ÖZYİĞİT: ADALETSİZLİK VE VİCDANSIZLIK AKP’NİN POLİTİKASI OLMUŞTUR | İmge Gazetesi

 
             HABER ARŞİVİ    |    GÜNCEL    |    ÖZEL HABER    |    SİYASET    |    KÜLTÜR SANAT    |    EKONOMİ    |    YAŞAM    |    SPOR
ÖZYİĞİT: ADALETSİZLİK VE VİCDANSIZLIK AKP’NİN POLİTİKASI OLMUŞTUR


Cumhuriyet Halk Partisi (CHP) Mersin İl Danışma Kurulu toplandı

 

Cumhuriyet Halk Partisi Mersin İl Başkanı Abdullah Özyiğit, ırkçı, mezhepçi, ayrıştıran, kafatasçı olanın milliyetçi de yurtsever de  olamayacağını söyledi. 'Vicdanın' insanın içindeki adalet duygusu olduğunu vurgulayan Özyiğit, "Adaletten sadece gelir düzeyleri arasındaki uçurumun giderilmesi ya da iktisadi kaynakların adil bölüşümü anlaşılamaz. Adalet aynı zamanda yargı, hükümet, devlet karşısında bireyin, yurttaşın adil eşit muamele görmesidir. Bugün adaletsizlik ve vicdansızlık AKP'nin politikası olmuştur" dedi.
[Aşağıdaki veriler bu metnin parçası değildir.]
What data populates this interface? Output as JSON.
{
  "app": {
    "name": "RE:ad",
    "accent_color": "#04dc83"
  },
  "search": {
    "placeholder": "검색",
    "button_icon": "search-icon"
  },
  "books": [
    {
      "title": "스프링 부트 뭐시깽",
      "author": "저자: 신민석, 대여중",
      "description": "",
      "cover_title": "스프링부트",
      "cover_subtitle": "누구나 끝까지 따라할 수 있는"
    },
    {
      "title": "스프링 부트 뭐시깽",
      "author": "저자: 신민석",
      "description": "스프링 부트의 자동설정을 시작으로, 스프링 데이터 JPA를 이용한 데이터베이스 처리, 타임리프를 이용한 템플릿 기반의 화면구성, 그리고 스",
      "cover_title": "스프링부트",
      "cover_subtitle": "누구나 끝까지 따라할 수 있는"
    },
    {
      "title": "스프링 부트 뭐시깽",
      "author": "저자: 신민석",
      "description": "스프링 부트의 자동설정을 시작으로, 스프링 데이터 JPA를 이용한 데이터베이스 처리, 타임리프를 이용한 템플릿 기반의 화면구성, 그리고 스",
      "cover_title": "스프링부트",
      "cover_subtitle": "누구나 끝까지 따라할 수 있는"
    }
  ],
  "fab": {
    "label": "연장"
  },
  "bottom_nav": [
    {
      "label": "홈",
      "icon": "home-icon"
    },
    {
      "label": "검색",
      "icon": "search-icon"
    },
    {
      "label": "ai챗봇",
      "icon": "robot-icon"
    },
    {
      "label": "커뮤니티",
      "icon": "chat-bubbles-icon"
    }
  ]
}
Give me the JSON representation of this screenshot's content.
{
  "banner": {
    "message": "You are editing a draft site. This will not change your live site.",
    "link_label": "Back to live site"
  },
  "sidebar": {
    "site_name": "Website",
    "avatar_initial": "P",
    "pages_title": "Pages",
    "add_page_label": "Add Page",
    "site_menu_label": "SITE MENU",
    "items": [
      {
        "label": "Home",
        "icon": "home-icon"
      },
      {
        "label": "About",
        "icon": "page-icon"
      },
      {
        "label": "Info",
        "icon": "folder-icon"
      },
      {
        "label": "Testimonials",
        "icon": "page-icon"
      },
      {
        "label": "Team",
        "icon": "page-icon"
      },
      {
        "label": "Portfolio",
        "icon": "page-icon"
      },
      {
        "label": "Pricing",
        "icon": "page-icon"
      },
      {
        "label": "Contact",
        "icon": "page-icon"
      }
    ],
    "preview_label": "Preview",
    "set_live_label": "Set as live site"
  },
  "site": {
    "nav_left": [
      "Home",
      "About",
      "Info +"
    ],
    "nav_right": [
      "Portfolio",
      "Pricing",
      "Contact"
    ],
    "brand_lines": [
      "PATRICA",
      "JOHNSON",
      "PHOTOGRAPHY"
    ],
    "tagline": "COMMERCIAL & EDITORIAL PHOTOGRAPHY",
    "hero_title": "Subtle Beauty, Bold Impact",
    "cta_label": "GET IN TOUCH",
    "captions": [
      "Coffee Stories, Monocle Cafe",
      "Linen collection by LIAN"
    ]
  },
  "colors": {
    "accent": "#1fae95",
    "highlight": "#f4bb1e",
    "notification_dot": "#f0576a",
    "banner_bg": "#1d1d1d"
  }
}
 Cumhuriyet Halk Partisi Mersin İl Başkanlığınca düzenlenen İl Danışma Kurulu toplantısı Manisa Milletvekili ve Grup Başkan Vekili Özgür Özel'in de katılımıyla Yenişehir Belediyesi Atatürk Kültür Merkezi'nde gerçekleşti. Başkanlık kurulunun oluşturulmasının ardından saygı duruşunda bulunuldu ve İstiklal Marşı okundu. Toplantıya, CHP Mersin Milletvekilleri Dr. Hüseyin Çamak, Fikri Sağlar, Aytuğ Atıcı ve Serdal Kuyucuoğlu ile CHP'li Belediye Başkanları İbrahim Genç, Neşet Tarhan Mustafa Turgut, CHP Gençlik Kolları Genel Başkanı Emre Yılmaz, il ve ilçe yöneticileri, meclis üyeleri ve partililer katıldı.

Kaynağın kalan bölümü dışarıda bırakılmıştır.